While I agree with Nabokov that readers get more out of literature when they become rereaders, I don't agree with his "rules" for being a good reader, or as he says, a "major reader." Out of his list of ten definitions for a good reader, I just so happened to choose the "correct" four definitions, that a reader should have imagination, memory, a dictionary, and some artistic sense. While I agree that these four things are important to being a good reader, or even just an average reader, I don't agree that if one possesses any of the six other traits that he or she is a bad reader.

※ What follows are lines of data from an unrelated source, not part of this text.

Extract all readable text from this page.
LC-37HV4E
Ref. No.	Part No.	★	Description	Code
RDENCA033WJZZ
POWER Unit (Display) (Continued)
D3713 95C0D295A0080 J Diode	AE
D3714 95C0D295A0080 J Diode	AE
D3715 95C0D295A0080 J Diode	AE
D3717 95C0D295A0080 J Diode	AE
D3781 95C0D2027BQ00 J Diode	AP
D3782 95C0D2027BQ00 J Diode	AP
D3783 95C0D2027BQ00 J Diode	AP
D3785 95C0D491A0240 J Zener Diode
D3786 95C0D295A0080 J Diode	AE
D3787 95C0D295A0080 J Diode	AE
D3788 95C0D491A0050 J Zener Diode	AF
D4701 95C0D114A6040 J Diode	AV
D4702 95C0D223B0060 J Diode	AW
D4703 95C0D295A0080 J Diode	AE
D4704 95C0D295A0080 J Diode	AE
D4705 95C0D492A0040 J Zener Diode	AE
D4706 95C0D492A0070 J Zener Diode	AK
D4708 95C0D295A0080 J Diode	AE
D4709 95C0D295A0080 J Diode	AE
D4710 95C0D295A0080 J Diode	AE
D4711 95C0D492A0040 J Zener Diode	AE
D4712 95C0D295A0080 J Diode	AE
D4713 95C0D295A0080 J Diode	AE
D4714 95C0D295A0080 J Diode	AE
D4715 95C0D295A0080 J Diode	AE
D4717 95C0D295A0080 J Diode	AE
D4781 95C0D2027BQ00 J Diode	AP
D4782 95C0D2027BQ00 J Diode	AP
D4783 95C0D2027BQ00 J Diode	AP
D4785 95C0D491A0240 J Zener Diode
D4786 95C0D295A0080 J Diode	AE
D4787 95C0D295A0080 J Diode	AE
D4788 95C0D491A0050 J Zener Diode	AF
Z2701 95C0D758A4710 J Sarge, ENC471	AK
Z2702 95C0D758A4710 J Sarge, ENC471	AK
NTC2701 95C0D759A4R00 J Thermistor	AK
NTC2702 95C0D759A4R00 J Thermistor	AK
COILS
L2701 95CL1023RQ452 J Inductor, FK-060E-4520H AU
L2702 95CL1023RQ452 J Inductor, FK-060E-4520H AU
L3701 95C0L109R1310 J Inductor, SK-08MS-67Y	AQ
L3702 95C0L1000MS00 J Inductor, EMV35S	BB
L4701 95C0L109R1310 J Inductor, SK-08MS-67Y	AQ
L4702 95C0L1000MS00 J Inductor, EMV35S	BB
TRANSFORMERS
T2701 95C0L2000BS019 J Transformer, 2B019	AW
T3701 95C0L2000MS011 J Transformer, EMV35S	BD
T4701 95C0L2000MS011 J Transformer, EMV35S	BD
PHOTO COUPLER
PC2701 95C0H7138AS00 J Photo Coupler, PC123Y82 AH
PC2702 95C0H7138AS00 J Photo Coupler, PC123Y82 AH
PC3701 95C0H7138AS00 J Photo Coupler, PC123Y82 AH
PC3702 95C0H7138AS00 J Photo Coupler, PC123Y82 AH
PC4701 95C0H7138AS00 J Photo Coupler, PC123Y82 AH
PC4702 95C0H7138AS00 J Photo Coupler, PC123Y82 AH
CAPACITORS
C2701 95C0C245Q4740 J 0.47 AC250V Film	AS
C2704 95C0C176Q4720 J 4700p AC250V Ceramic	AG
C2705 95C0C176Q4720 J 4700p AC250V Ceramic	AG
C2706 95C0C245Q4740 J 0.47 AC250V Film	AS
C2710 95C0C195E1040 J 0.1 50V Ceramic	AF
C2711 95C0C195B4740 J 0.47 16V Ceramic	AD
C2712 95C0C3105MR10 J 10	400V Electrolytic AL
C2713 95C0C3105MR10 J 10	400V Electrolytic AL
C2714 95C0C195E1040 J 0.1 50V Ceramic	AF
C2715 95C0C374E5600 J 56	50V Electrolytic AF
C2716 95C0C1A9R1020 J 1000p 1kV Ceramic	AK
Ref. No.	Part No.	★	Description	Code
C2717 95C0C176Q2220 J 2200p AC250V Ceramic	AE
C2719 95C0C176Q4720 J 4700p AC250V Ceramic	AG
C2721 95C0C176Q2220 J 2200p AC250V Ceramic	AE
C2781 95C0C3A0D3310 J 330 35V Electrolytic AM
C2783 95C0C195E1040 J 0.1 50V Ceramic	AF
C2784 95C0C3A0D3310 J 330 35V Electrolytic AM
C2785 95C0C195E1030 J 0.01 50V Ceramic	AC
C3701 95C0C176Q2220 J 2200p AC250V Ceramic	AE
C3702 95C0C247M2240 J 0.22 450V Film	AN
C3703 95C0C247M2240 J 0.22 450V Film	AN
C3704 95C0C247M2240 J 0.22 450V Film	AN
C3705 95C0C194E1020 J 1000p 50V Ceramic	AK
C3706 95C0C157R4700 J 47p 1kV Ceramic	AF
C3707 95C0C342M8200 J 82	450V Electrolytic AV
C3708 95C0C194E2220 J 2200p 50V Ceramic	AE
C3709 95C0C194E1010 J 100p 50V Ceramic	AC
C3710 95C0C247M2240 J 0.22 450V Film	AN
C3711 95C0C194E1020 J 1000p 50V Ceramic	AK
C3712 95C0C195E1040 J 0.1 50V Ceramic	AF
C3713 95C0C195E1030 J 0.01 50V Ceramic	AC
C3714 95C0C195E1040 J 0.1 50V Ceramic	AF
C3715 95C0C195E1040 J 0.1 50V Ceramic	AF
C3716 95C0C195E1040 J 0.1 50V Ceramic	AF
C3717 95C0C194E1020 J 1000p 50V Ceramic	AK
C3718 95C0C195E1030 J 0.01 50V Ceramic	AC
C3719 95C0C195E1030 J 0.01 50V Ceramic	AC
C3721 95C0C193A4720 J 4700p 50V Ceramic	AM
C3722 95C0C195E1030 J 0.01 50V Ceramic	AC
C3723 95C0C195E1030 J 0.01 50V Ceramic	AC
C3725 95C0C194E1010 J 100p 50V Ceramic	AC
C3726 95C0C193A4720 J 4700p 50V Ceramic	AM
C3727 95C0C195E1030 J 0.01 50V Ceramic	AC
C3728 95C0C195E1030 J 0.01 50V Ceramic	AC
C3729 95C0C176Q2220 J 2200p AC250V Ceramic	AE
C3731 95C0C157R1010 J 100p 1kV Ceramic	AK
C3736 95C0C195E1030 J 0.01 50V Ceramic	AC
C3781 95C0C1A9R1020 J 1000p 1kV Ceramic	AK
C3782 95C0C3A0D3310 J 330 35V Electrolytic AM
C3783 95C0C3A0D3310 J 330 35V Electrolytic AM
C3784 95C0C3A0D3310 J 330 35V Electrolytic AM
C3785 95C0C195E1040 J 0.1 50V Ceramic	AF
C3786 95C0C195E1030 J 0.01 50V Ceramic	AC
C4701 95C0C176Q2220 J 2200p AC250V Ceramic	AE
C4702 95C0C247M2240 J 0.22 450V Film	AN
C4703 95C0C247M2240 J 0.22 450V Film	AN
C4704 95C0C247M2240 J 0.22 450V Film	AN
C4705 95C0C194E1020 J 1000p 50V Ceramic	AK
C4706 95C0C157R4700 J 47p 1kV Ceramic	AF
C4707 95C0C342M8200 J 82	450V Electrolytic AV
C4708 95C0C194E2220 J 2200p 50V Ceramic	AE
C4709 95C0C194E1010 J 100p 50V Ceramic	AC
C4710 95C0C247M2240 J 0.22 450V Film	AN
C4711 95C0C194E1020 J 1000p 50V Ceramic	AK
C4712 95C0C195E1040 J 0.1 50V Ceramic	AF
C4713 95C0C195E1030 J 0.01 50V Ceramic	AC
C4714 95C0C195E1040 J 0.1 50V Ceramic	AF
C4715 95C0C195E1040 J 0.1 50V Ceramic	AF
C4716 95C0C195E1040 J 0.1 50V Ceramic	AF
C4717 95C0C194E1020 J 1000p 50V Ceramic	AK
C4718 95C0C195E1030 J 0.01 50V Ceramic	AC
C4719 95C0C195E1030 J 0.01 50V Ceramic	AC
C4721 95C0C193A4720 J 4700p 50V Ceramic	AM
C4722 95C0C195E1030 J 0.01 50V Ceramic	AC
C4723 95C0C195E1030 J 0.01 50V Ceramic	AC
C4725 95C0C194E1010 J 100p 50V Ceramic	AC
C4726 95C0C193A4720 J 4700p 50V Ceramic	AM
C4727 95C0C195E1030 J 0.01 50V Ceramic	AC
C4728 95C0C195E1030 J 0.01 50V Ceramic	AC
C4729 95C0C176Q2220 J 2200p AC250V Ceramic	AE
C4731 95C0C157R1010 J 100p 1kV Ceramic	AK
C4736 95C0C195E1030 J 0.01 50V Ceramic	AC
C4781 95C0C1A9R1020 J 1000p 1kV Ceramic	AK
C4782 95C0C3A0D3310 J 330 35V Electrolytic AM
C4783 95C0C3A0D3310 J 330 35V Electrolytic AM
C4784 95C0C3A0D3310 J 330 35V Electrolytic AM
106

Of these six traits, Nabokov denounces one in particular: that the reader may identify with a character. I was blown away when he said the the worst thing a reader can do is identify himself with a character in the book. If anything, I think it lends itself more to a thorough understanding of the work. People gain more perspective from something, whether it is a book, movie, song, TV show, etc., when they can relate to it. And they can have a completely different "experience" with a work of literature than someone who cannot personally relate to the material. I am sure that pedophiles the world over got something entirely different out of Lolita than I did. Personal experience is not something that you can just push out of your mind when approaching a book, as Nabokov suggests.
All in all, I enjoyed reading Nabokov's opinion of a "good reader," and I can appreciate his concern for the "correct" understanding and comprehension of literature, according to what he believes. But, authors should be receptive of readers finding alternative meaning in their work.